The series is a slightly more dramatised adaption of Stephanie Land’s New York Times Best-selling memoir, Maid: Hard Work, Low Pay, and a Mother’s Will To Survive.
If you haven’t already jumped in, it is about a young, single mother’s survival and resilience as she navigates homelessness, America’s “impenetrable bureaucracy”, the “crushing cycle of domestic abuse”, and her gruelling job as a domestic worker for some of the world’s wealthiest folks in Washington.
There are too many Catch 22’s to count, and the difficult situation might be a challenge to watch for some, but ultimately, it is “tender television” notes The Guardian:
The past two years have made plain how precarious life is, and how quickly things can change. Perhaps it is no surprise, then, that Netflix’s biggest hits of 2021 are both about desperate people pushed to their limits.
As Squid Game dominates the headlines, it is Maid – quieter, but no less devastating – that is generating word-of-mouth buzz.
In fact, it’s estimated that Maid will be streamed by 67 million households by the end of its first month on the platform, putting it on track to beat The Queen’s Gambit as Netflix’s most-watched miniseries.
The stories of strong women prevail.
Viewers can’t help but invest in this limited series, largely thanks to the nuanced performance of Margaret Qualley as Alex, “a character who seems so real as she falls through the cracks”.
It also helps that one of the more heartbreaking and heart-making relationships in the series, the one between Alex and her mother Paula, sees the latter played by Qualley’s real-life mother, Andie MacDowell:
Maid is a part of the current television vein that portrays emotional abuse, emphasising how difficult it is to prove this type of abuse is taking place.
The series’ magic is how we are put in Alex’s head, immersed in her experience via some interesting film and story-telling techniques, which is why Maid never becomes full-fledged “poverty porn”.
The show stayed with me too after watching it recently, but I couldn’t help shake a little anger after realising how relative poverty is.

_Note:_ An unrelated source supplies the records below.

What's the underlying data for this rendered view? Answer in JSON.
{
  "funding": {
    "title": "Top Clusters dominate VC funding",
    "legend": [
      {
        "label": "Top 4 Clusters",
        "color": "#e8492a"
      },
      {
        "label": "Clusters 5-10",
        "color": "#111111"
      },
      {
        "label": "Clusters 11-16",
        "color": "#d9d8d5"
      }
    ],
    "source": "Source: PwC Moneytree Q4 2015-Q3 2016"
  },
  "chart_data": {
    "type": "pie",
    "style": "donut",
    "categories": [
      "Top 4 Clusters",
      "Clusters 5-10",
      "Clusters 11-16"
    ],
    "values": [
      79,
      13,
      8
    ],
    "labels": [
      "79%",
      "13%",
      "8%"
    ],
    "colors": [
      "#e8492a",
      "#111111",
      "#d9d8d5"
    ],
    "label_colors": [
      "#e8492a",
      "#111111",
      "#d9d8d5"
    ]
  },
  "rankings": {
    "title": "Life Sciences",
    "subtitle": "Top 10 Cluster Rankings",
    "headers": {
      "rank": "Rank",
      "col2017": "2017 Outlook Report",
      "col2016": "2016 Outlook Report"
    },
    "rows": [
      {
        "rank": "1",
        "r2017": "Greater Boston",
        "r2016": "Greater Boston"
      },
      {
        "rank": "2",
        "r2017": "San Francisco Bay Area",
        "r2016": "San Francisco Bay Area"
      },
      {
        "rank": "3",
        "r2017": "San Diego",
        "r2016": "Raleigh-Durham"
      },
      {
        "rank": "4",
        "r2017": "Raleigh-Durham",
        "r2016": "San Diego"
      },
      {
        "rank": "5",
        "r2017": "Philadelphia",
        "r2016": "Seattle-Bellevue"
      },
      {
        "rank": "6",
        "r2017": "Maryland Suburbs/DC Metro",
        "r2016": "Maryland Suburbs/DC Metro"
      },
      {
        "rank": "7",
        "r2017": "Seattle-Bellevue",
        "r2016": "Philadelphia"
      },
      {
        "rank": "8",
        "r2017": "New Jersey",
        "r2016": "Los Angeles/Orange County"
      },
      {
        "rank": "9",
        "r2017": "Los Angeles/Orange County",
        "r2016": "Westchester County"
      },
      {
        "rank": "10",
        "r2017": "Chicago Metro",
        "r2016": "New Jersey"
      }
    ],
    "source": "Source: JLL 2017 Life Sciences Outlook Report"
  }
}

Where Alex, as a homeless, penniless, desperate, single mother, had a car and the availability of assistance from a welfare system, no matter how broken,many disenfranchised people in South Africa have far less and nowhere to turn.
Like any good TV show, though, at least Maid makes you think:
Ultimately, it is a show that asks what comes easily, and to who. It is about how performative kindness fails those who need real help, and how quickly things can unravel when someone has no one to turn to. There may be a glimmer of light at the end of the tunnel – but Maid takes no short cuts in getting there.